Let’s Break It Down: Is Kobe Bryant Getting Old?
Kobe “Bean” Bryant is touted as the greatest player in the league since Michael Jordan for good reason. But as of today, there’s a very valid argument that Cleveland Cavaliers’ LeBron James has surpassed Kobe as the NBA’s best player. One could also make the argument that Kobe may now be playing third fiddle in the league behind Kevin Durant. Upon closer inspection, the argument can be made Kobe is finally getting “old” and in danger of being passed by today’s younger stars.
Blasphemy, you say? Let’s take a closer look at “Black Mamba” and how he’s fared against the field over the past two years.
You’d be lying to yourself if you can honestly say Kobe’s been playing at the same level as King James since the second half of last season. Although Kobe walked away with the ring, you’d have to be a fool to think he did it all by himself. James, on the other hand, was just getting acquainted with his Cavs heading into the playoffs before they were ousted by a very deep Orlando Magic team led by Dwight Howard. But alas, LeBron James lifted the MVP trophy above his head after posting ridiculous numbers of 28.4 ppg, 7.2 apg & 7.3 rpg. Bryant was no slouch by comparison, averaging 26.8 ppg, 4.9 apg and 5.2 rpg. As this season comes to a close, Bryant’s again been posting great numbers (27, 5, 5) but LeBron is obliterating the competition with career best numbers of 29.7, 8.6 & 7.3. He even wipes Kobe in field goal percentage (.503 versus .456) and is shooting 33-percent from behind the arc.
With the Cavs posting the league’s best record heading into the playoffs, it’s pretty hard to argue who the best is right now. And if you look towards the future, the 25-year-old James is showing absolutely no signs of slowing down. As a matter of fact, Bryant better start looking over his shoulder as a young stud by the name of Kevin Durant is quickly racing up the ladder and is dangerously close to pushing Bean aside.
Entering his third season in the NBA, Durant has made a living out of excelling expectations. The 21-year-old has taken what used to be a lowly Oklahoma City Thunder and created a playoff contender.

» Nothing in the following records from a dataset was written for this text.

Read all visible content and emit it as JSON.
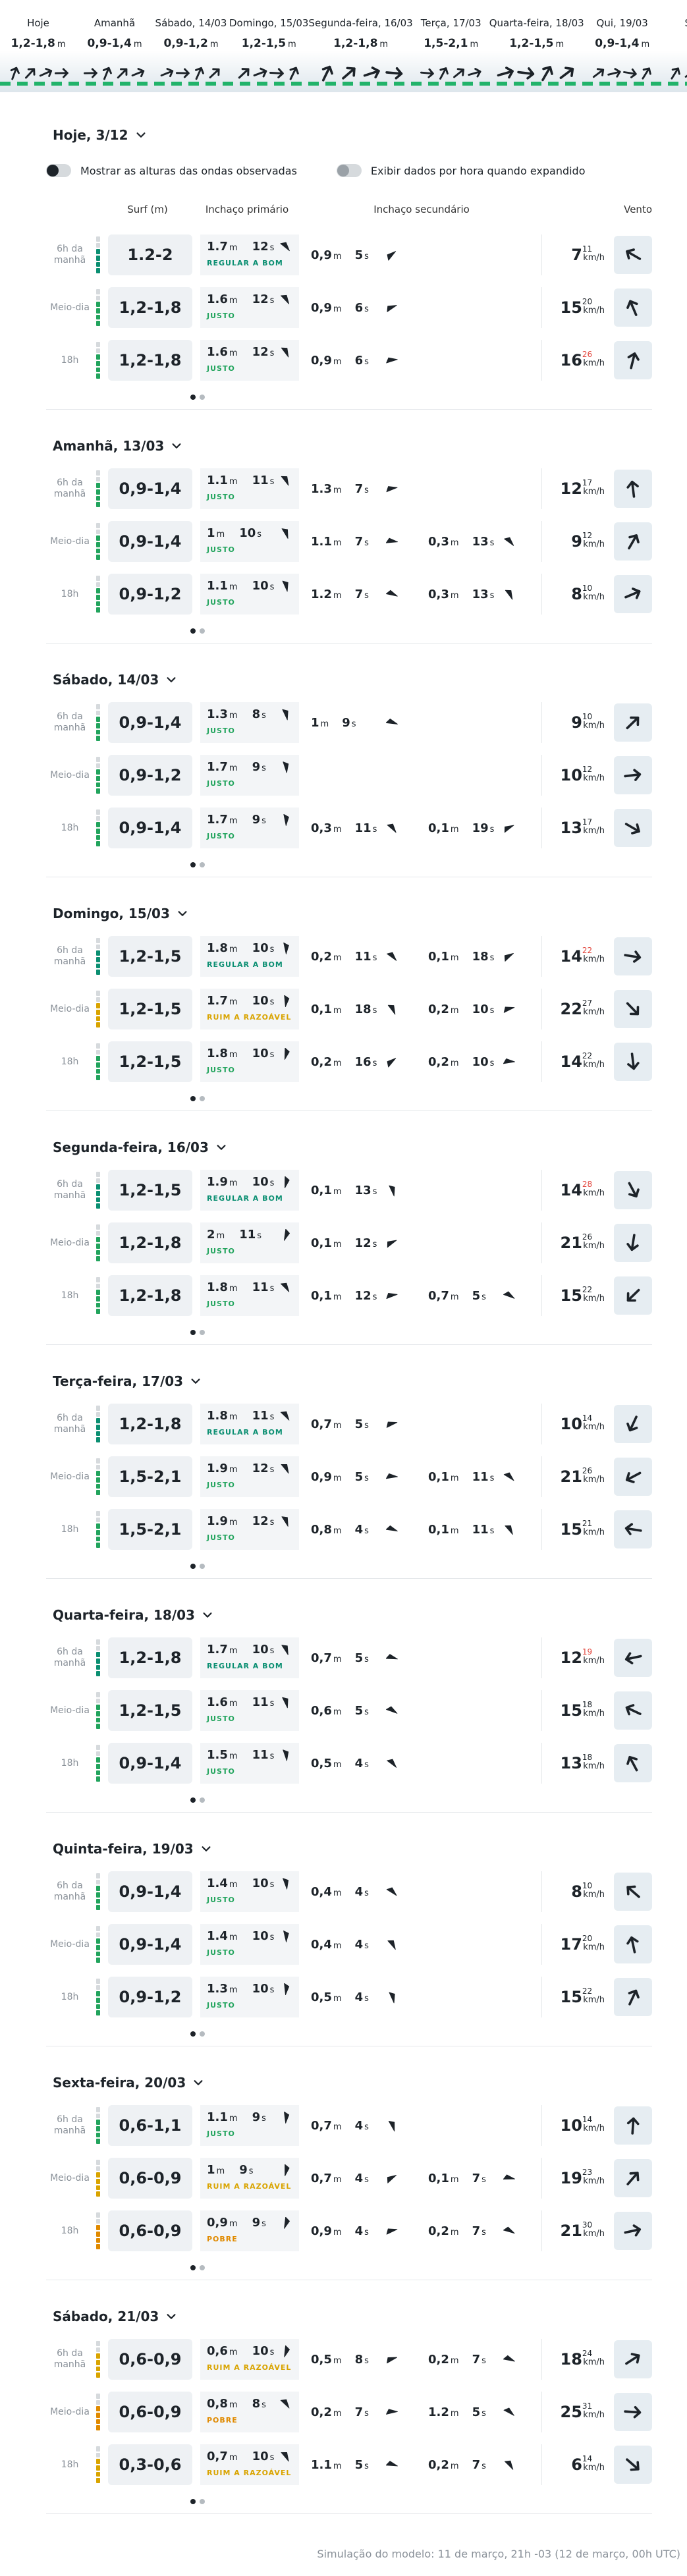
{
  "units": {
    "m": "m",
    "s": "s",
    "kmh": "km/h"
  },
  "forecast_strip": [
    {
      "label": "Hoje",
      "range": "1,2-1,8"
    },
    {
      "label": "Amanhã",
      "range": "0,9-1,4"
    },
    {
      "label": "Sábado, 14/03",
      "range": "0,9-1,2"
    },
    {
      "label": "Domingo, 15/03",
      "range": "1,2-1,5"
    },
    {
      "label": "Segunda-feira, 16/03",
      "range": "1,2-1,8"
    },
    {
      "label": "Terça, 17/03",
      "range": "1,5-2,1"
    },
    {
      "label": "Quarta-feira, 18/03",
      "range": "1,2-1,5"
    },
    {
      "label": "Qui, 19/03",
      "range": "0,9-1,4"
    },
    {
      "label": "Sexta"
    }
  ],
  "toggles": [
    "Mostrar as alturas das ondas observadas",
    "Exibir dados por hora quando expandido"
  ],
  "headers": [
    "Surf (m)",
    "Inchaço primário",
    "Inchaço secundário",
    "Vento"
  ],
  "days": [
    {
      "title": "Hoje, 3/12",
      "rows": [
        {
          "time": "6h da manhã",
          "surf": "1.2-2",
          "primary": {
            "height": "1.7",
            "period": "12",
            "rating": "REGULAR A BOM",
            "rating_color": "#0b8f72"
          },
          "secondary": [
            {
              "height": "0,9",
              "period": "5"
            }
          ],
          "wind": {
            "speed": "7",
            "gust": "11"
          }
        },
        {
          "time": "Meio-dia",
          "surf": "1,2-1,8",
          "primary": {
            "height": "1.6",
            "period": "12",
            "rating": "JUSTO",
            "rating_color": "#22a45d"
          },
          "secondary": [
            {
              "height": "0,9",
              "period": "6"
            }
          ],
          "wind": {
            "speed": "15",
            "gust": "20"
          }
        },
        {
          "time": "18h",
          "surf": "1,2-1,8",
          "primary": {
            "height": "1.6",
            "period": "12",
            "rating": "JUSTO",
            "rating_color": "#22a45d"
          },
          "secondary": [
            {
              "height": "0,9",
              "period": "6"
            }
          ],
          "wind": {
            "speed": "16",
            "gust": "26",
            "gust_color": "#e2453c"
          }
        }
      ]
    },
    {
      "title": "Amanhã, 13/03",
      "rows": [
        {
          "time": "6h da manhã",
          "surf": "0,9-1,4",
          "primary": {
            "height": "1.1",
            "period": "11",
            "rating": "JUSTO",
            "rating_color": "#22a45d"
          },
          "secondary": [
            {
              "height": "1.3",
              "period": "7"
            }
          ],
          "wind": {
            "speed": "12",
            "gust": "17"
          }
        },
        {
          "time": "Meio-dia",
          "surf": "0,9-1,4",
          "primary": {
            "height": "1",
            "period": "10",
            "rating": "JUSTO",
            "rating_color": "#22a45d"
          },
          "secondary": [
            {
              "height": "1.1",
              "period": "7"
            },
            {
              "height": "0,3",
              "period": "13"
            }
          ],
          "wind": {
            "speed": "9",
            "gust": "12"
          }
        },
        {
          "time": "18h",
          "surf": "0,9-1,2",
          "primary": {
            "height": "1.1",
            "period": "10",
            "rating": "JUSTO",
            "rating_color": "#22a45d"
          },
          "secondary": [
            {
              "height": "1.2",
              "period": "7"
            },
            {
              "height": "0,3",
              "period": "13"
            }
          ],
          "wind": {
            "speed": "8",
            "gust": "10"
          }
        }
      ]
    },
    {
      "title": "Sábado, 14/03",
      "rows": [
        {
          "time": "6h da manhã",
          "surf": "0,9-1,4",
          "primary": {
            "height": "1.3",
            "period": "8",
            "rating": "JUSTO",
            "rating_color": "#22a45d"
          },
          "secondary": [
            {
              "height": "1",
              "period": "9"
            }
          ],
          "wind": {
            "speed": "9",
            "gust": "10"
          }
        },
        {
          "time": "Meio-dia",
          "surf": "0,9-1,2",
          "primary": {
            "height": "1.7",
            "period": "9",
            "rating": "JUSTO",
            "rating_color": "#22a45d"
          },
          "secondary": [],
          "wind": {
            "speed": "10",
            "gust": "12"
          }
        },
        {
          "time": "18h",
          "surf": "0,9-1,4",
          "primary": {
            "height": "1.7",
            "period": "9",
            "rating": "JUSTO",
            "rating_color": "#22a45d"
          },
          "secondary": [
            {
              "height": "0,3",
              "period": "11"
            },
            {
              "height": "0,1",
              "period": "19"
            }
          ],
          "wind": {
            "speed": "13",
            "gust": "17"
          }
        }
      ]
    },
    {
      "title": "Domingo, 15/03",
      "rows": [
        {
          "time": "6h da manhã",
          "surf": "1,2-1,5",
          "primary": {
            "height": "1.8",
            "period": "10",
            "rating": "REGULAR A BOM",
            "rating_color": "#0b8f72"
          },
          "secondary": [
            {
              "height": "0,2",
              "period": "11"
            },
            {
              "height": "0,1",
              "period": "18"
            }
          ],
          "wind": {
            "speed": "14",
            "gust": "22",
            "gust_color": "#e2453c"
          }
        },
        {
          "time": "Meio-dia",
          "surf": "1,2-1,5",
          "primary": {
            "height": "1.7",
            "period": "10",
            "rating": "RUIM A RAZOÁVEL",
            "rating_color": "#d9a400"
          },
          "secondary": [
            {
              "height": "0,1",
              "period": "18"
            },
            {
              "height": "0,2",
              "period": "10"
            }
          ],
          "wind": {
            "speed": "22",
            "gust": "27"
          }
        },
        {
          "time": "18h",
          "surf": "1,2-1,5",
          "primary": {
            "height": "1.8",
            "period": "10",
            "rating": "JUSTO",
            "rating_color": "#22a45d"
          },
          "secondary": [
            {
              "height": "0,2",
              "period": "16"
            },
            {
              "height": "0,2",
              "period": "10"
            }
          ],
          "wind": {
            "speed": "14",
            "gust": "22"
          }
        }
      ]
    },
    {
      "title": "Segunda-feira, 16/03",
      "rows": [
        {
          "time": "6h da manhã",
          "surf": "1,2-1,5",
          "primary": {
            "height": "1.9",
            "period": "10",
            "rating": "REGULAR A BOM",
            "rating_color": "#0b8f72"
          },
          "secondary": [
            {
              "height": "0,1",
              "period": "13"
            }
          ],
          "wind": {
            "speed": "14",
            "gust": "28",
            "gust_color": "#e2453c"
          }
        },
        {
          "time": "Meio-dia",
          "surf": "1,2-1,8",
          "primary": {
            "height": "2",
            "period": "11",
            "rating": "JUSTO",
            "rating_color": "#22a45d"
          },
          "secondary": [
            {
              "height": "0,1",
              "period": "12"
            }
          ],
          "wind": {
            "speed": "21",
            "gust": "26"
          }
        },
        {
          "time": "18h",
          "surf": "1,2-1,8",
          "primary": {
            "height": "1.8",
            "period": "11",
            "rating": "JUSTO",
            "rating_color": "#22a45d"
          },
          "secondary": [
            {
              "height": "0,1",
              "period": "12"
            },
            {
              "height": "0,7",
              "period": "5"
            }
          ],
          "wind": {
            "speed": "15",
            "gust": "22"
          }
        }
      ]
    },
    {
      "title": "Terça-feira, 17/03",
      "rows": [
        {
          "time": "6h da manhã",
          "surf": "1,2-1,8",
          "primary": {
            "height": "1.8",
            "period": "11",
            "rating": "REGULAR A BOM",
            "rating_color": "#0b8f72"
          },
          "secondary": [
            {
              "height": "0,7",
              "period": "5"
            }
          ],
          "wind": {
            "speed": "10",
            "gust": "14"
          }
        },
        {
          "time": "Meio-dia",
          "surf": "1,5-2,1",
          "primary": {
            "height": "1.9",
            "period": "12",
            "rating": "JUSTO",
            "rating_color": "#22a45d"
          },
          "secondary": [
            {
              "height": "0,9",
              "period": "5"
            },
            {
              "height": "0,1",
              "period": "11"
            }
          ],
          "wind": {
            "speed": "21",
            "gust": "26"
          }
        },
        {
          "time": "18h",
          "surf": "1,5-2,1",
          "primary": {
            "height": "1.9",
            "period": "12",
            "rating": "JUSTO",
            "rating_color": "#22a45d"
          },
          "secondary": [
            {
              "height": "0,8",
              "period": "4"
            },
            {
              "height": "0,1",
              "period": "11"
            }
          ],
          "wind": {
            "speed": "15",
            "gust": "21"
          }
        }
      ]
    },
    {
      "title": "Quarta-feira, 18/03",
      "rows": [
        {
          "time": "6h da manhã",
          "surf": "1,2-1,8",
          "primary": {
            "height": "1.7",
            "period": "10",
            "rating": "REGULAR A BOM",
            "rating_color": "#0b8f72"
          },
          "secondary": [
            {
              "height": "0,7",
              "period": "5"
            }
          ],
          "wind": {
            "speed": "12",
            "gust": "19",
            "gust_color": "#e2453c"
          }
        },
        {
          "time": "Meio-dia",
          "surf": "1,2-1,5",
          "primary": {
            "height": "1.6",
            "period": "11",
            "rating": "JUSTO",
            "rating_color": "#22a45d"
          },
          "secondary": [
            {
              "height": "0,6",
              "period": "5"
            }
          ],
          "wind": {
            "speed": "15",
            "gust": "18"
          }
        },
        {
          "time": "18h",
          "surf": "0,9-1,4",
          "primary": {
            "height": "1.5",
            "period": "11",
            "rating": "JUSTO",
            "rating_color": "#22a45d"
          },
          "secondary": [
            {
              "height": "0,5",
              "period": "4"
            }
          ],
          "wind": {
            "speed": "13",
            "gust": "18"
          }
        }
      ]
    },
    {
      "title": "Quinta-feira, 19/03",
      "rows": [
        {
          "time": "6h da manhã",
          "surf": "0,9-1,4",
          "primary": {
            "height": "1.4",
            "period": "10",
            "rating": "JUSTO",
            "rating_color": "#22a45d"
          },
          "secondary": [
            {
              "height": "0,4",
              "period": "4"
            }
          ],
          "wind": {
            "speed": "8",
            "gust": "10"
          }
        },
        {
          "time": "Meio-dia",
          "surf": "0,9-1,4",
          "primary": {
            "height": "1.4",
            "period": "10",
            "rating": "JUSTO",
            "rating_color": "#22a45d"
          },
          "secondary": [
            {
              "height": "0,4",
              "period": "4"
            }
          ],
          "wind": {
            "speed": "17",
            "gust": "20"
          }
        },
        {
          "time": "18h",
          "surf": "0,9-1,2",
          "primary": {
            "height": "1.3",
            "period": "10",
            "rating": "JUSTO",
            "rating_color": "#22a45d"
          },
          "secondary": [
            {
              "height": "0,5",
              "period": "4"
            }
          ],
          "wind": {
            "speed": "15",
            "gust": "22"
          }
        }
      ]
    },
    {
      "title": "Sexta-feira, 20/03",
      "rows": [
        {
          "time": "6h da manhã",
          "surf": "0,6-1,1",
          "primary": {
            "height": "1.1",
            "period": "9",
            "rating": "JUSTO",
            "rating_color": "#22a45d"
          },
          "secondary": [
            {
              "height": "0,7",
              "period": "4"
            }
          ],
          "wind": {
            "speed": "10",
            "gust": "14"
          }
        },
        {
          "time": "Meio-dia",
          "surf": "0,6-0,9",
          "primary": {
            "height": "1",
            "period": "9",
            "rating": "RUIM A RAZOÁVEL",
            "rating_color": "#d9a400"
          },
          "secondary": [
            {
              "height": "0,7",
              "period": "4"
            },
            {
              "height": "0,1",
              "period": "7"
            }
          ],
          "wind": {
            "speed": "19",
            "gust": "23"
          }
        },
        {
          "time": "18h",
          "surf": "0,6-0,9",
          "primary": {
            "height": "0,9",
            "period": "9",
            "rating": "POBRE",
            "rating_color": "#e08a00"
          },
          "secondary": [
            {
              "height": "0,9",
              "period": "4"
            },
            {
              "height": "0,2",
              "period": "7"
            }
          ],
          "wind": {
            "speed": "21",
            "gust": "30"
          }
        }
      ]
    },
    {
      "title": "Sábado, 21/03",
      "rows": [
        {
          "time": "6h da manhã",
          "surf": "0,6-0,9",
          "primary": {
            "height": "0,6",
            "period": "10",
            "rating": "RUIM A RAZOÁVEL",
            "rating_color": "#d9a400"
          },
          "secondary": [
            {
              "height": "0,5",
              "period": "8"
            },
            {
              "height": "0,2",
              "period": "7"
            }
          ],
          "wind": {
            "speed": "18",
            "gust": "24"
          }
        },
        {
          "time": "Meio-dia",
          "surf": "0,6-0,9",
          "primary": {
            "height": "0,8",
            "period": "8",
            "rating": "POBRE",
            "rating_color": "#e08a00"
          },
          "secondary": [
            {
              "height": "0,2",
              "period": "7"
            },
            {
              "height": "1.2",
              "period": "5"
            }
          ],
          "wind": {
            "speed": "25",
            "gust": "31"
          }
        },
        {
          "time": "18h",
          "surf": "0,3-0,6",
          "primary": {
            "height": "0,7",
            "period": "10",
            "rating": "RUIM A RAZOÁVEL",
            "rating_color": "#d9a400"
          },
          "secondary": [
            {
              "height": "1.1",
              "period": "5"
            },
            {
              "height": "0,2",
              "period": "7"
            }
          ],
          "wind": {
            "speed": "6",
            "gust": "14"
          }
        }
      ]
    }
  ],
  "footer": "Simulação do modelo: 11 de março, 21h -03 (12 de março, 00h UTC)"
}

But this season has also been surreal statistically for the former University of Texas standout. He’s about to become the youngest player to lead the league in scoring (30.1 with two games left) while averaging 7.5 rebounds and shooting just a shade under 90-percent from the free-throw line. Those are pretty awesome numbers from Durant. Let’s take the analysis a step further and look at what both LeBron James and Kobe Bryant were doing in their third seasons. James averaged 31.4 ppg, 6.6 apg and 7 rpg in his third year with the Cavs. Not too shabby, eh? Bryant was averaging 19.9 ppg, 2.5 apg and 5.3 rpg for a Laker team that was already pretty talented and didn’t look to Bryant as its savior like LeBron and Kevin have been for their squads. By comparison, Bryant is a distant third to Durant and James. The great equalizer for Bryant, however, is four NBA titles. James and Durant have some way to go.
I know what you’re saying; Kobe’s 31 and battling injuries. He’s still a better clutch player. There’s no better player you’d want with the ball when the game’s on the line. I get it. But this is quite the compelling argument when you look at what Michael Jordan was doing at 31 against the next wave of talent coming for his throne.
At 31, there was absolutely no argument as to who was better than Air Jordan. None. Nada. Zilch. Zippo. He had just made his return to the NBA as #45, shaking a little rust off before turning 32 during the ’95-’96 seaso, and stomping a hole in the competition en route to another trio of NBA championships. He played all 82 games in all three seasons. He won the MVP award twice. He couldn’t be touched. So you can consider Kobe “old” but the fact is, Jordan arguably played some of the best ball of his life from age 31 until he retired (again) at 35.
With a field of young players lobbying to become the league’s best, Kobe Bryant finds himself in the unique position of trying to prove that he’s still got “it.” He’s not head and shoulders above the competition as Jordan once was. MJ walked away from the game with nothing left to prove. The old head looks like he may still have a lot to prove. He’s not only chasing history, he’s battling the present.
All it takes is for Kobe to “blackout” and smoke the competition, while claiming a fifth NBA championship for this whole argument to become a moot point. But what if the Lakers get ousted before the NBA finals? What if Durant bodies Kobe in the first round and the Thunder knock the Lakers off? What if King James and Kobe finally meet in the NBA finals and LeBron dominates? Then you can go and ask those around you this question while referring to everything I just pointed out: Is Kobe finally old?